Knowledge sharing on the high seas


Our first week at sea could often be described by the expression “Hurry up and wait!” When we are on station (the term used to describe being at the location where we deploy OBSs) everyone is working at full capacity. Whether it is technicians and students on deck preparing and launching the OBSs or the watch standers in the lab managing instruments and keeping careful records, everyone has a job to do and we all take our jobs seriously. However, the ocean is a rather large place, and the time it takes to go from one station to another can stretch. One might imagine all of us scientists running up to the top deck to get a marvelous Hawaiian suntan during these quiet periods, but the truth of what we are up to is even more exciting.

We are having science meetings to discuss the aims and motivations of our study.

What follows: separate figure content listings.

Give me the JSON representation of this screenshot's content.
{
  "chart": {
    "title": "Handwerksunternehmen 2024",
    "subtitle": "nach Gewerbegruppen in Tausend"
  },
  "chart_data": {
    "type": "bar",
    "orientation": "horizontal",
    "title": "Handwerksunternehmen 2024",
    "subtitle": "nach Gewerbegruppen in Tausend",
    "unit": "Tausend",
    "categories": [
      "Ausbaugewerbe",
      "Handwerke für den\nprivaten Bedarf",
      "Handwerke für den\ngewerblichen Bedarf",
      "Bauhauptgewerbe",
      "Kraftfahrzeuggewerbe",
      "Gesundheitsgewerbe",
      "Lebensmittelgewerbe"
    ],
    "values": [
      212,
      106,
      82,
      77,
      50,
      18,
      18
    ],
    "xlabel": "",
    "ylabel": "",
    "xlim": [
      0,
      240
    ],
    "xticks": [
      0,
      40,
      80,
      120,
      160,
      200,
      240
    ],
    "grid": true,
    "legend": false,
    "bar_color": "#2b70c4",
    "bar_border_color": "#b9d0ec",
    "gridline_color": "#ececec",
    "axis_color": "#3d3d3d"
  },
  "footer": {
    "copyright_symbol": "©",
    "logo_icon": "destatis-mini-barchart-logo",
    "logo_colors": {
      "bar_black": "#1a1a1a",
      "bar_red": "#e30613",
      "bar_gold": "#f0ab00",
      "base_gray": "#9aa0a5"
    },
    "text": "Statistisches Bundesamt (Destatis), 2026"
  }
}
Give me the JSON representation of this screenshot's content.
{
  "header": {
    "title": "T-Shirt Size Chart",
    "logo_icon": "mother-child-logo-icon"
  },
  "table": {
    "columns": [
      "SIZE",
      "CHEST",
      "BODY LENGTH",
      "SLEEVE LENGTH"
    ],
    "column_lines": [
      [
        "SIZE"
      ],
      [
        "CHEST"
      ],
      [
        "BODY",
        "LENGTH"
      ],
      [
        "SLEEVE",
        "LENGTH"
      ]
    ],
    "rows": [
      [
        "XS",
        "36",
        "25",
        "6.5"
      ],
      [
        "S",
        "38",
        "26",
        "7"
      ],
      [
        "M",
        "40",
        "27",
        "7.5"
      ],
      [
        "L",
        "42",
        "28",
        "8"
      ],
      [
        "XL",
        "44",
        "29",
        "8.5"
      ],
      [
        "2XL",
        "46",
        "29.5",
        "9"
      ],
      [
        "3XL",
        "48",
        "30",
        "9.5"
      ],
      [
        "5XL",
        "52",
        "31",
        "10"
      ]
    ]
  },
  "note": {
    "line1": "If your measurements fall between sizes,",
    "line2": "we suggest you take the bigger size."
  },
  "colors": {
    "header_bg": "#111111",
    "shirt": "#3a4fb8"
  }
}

Tony explains seismic profile acquired by R/V Conrad in 1982

Less than a week into our journey and we have had two science meetings, lead by principle investigators (PIs) Donna Shillington and Tony Watts. Scientists are voracious learners, and these meetings are ideal times for us graduate students to better understand the scientific objectives and motivating factors behind our expedition. Today’s discussion centered on the interesting gravity anomaly surrounding the Hawaiian Islands.

Gravity measurements are a powerful tool used by geophysicists to elucidate the structure of the earth below the surface. Aboard our ship we have instruments that can measure the strength of gravitational attraction, and we know the strength of the attraction changes based on the density of the features far below our feet. In simplest terms, regions underlain by dense features have high gravity, regions underlain by less dense features have lower gravity.

The Hawaiian Island gravity anomaly shows that the beautiful islands where so many people vacation every year are a dense geologic feature that are heavy enough to bend the surrounding oceanic plate. That bend from the load of the islands creates a gravity low surrounding the island chain. More broadly the region has the gravity signature of what is thought to be low-density melt pooling beneath the lithosphere, extending for hundreds of kilometers around the islands – this is likely the signature of the hotspot that created this island chain.

These measurements give us a peek into what is going on deep beneath the surface of the earth, but more data is required to get the full picture of the structure of the earth in this fascinating region. Our expedition will add a plethora of marine seismic data to that picture, furthering scientific understanding.